Effect of SelH transfection on mitochondrial respiratory rate at different complexes. A) Typical oxygraph curve of digitonin permeabilized cells from vector and SelH transfected cells. Oxygen consumption hence respiratory activity (pmol/s/Mill cells) increased with the addition of specific substrates and decreased with the addition of inhibitors. Arrow indicates the addition of substrates/inhibitor to activate or inhibit specific mitochondrial complex. The activity of each complex was calculated from the difference in oxygen flow in the presence of specific substrate(s) and specific inhibitor.
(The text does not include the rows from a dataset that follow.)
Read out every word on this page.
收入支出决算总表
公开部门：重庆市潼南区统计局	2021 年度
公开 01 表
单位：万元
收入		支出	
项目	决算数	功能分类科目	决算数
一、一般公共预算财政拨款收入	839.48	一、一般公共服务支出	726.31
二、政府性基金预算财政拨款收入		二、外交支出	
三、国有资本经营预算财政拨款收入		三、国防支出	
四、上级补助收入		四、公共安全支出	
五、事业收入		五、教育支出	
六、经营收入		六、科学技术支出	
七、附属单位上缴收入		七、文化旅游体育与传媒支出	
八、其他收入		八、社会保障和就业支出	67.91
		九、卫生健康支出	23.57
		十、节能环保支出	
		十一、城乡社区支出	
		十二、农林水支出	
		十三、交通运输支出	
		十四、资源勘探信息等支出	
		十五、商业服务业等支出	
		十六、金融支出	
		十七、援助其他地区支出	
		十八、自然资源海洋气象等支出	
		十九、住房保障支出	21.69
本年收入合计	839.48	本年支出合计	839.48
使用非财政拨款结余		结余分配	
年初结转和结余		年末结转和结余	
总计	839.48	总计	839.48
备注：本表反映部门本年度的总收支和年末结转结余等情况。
B–D) Activities of mitochondrial complex I (B), II+III (C) and IV (D). Note the increase in complex activities in SelH as compared to vector transfected cells. The data are collected from four independent experiments and presented as mean±SD. *P<0.05, ***P<0.001 vs. respective complex. AA, antimycin A; As, ascorbate; GM, glutamate and malate; Rot, rotenone; Sc, succinate; TMPD, N,N _m,N′,N′-tetramethyl-p-phenylenediamine dihydrochloride.

Fig. 7

Mitochondrial membrane potential (Δψ_m) in vector and SelH transfected HT22 cells challenged to UVB. UVB- irradiation significantly lowered Δψ in vector transfected cells. In contrast, SelH transfection preserved mitochondrial membrane potential in UVB challenged SelH transfected cells as compared to vector cells. Data are presented as means ± SD. The data are collected from three independent experiments and presented as mean±SD. **p<0.01 vs. vector. V, vector-transfected cells and SelH, SelH-transfected cells.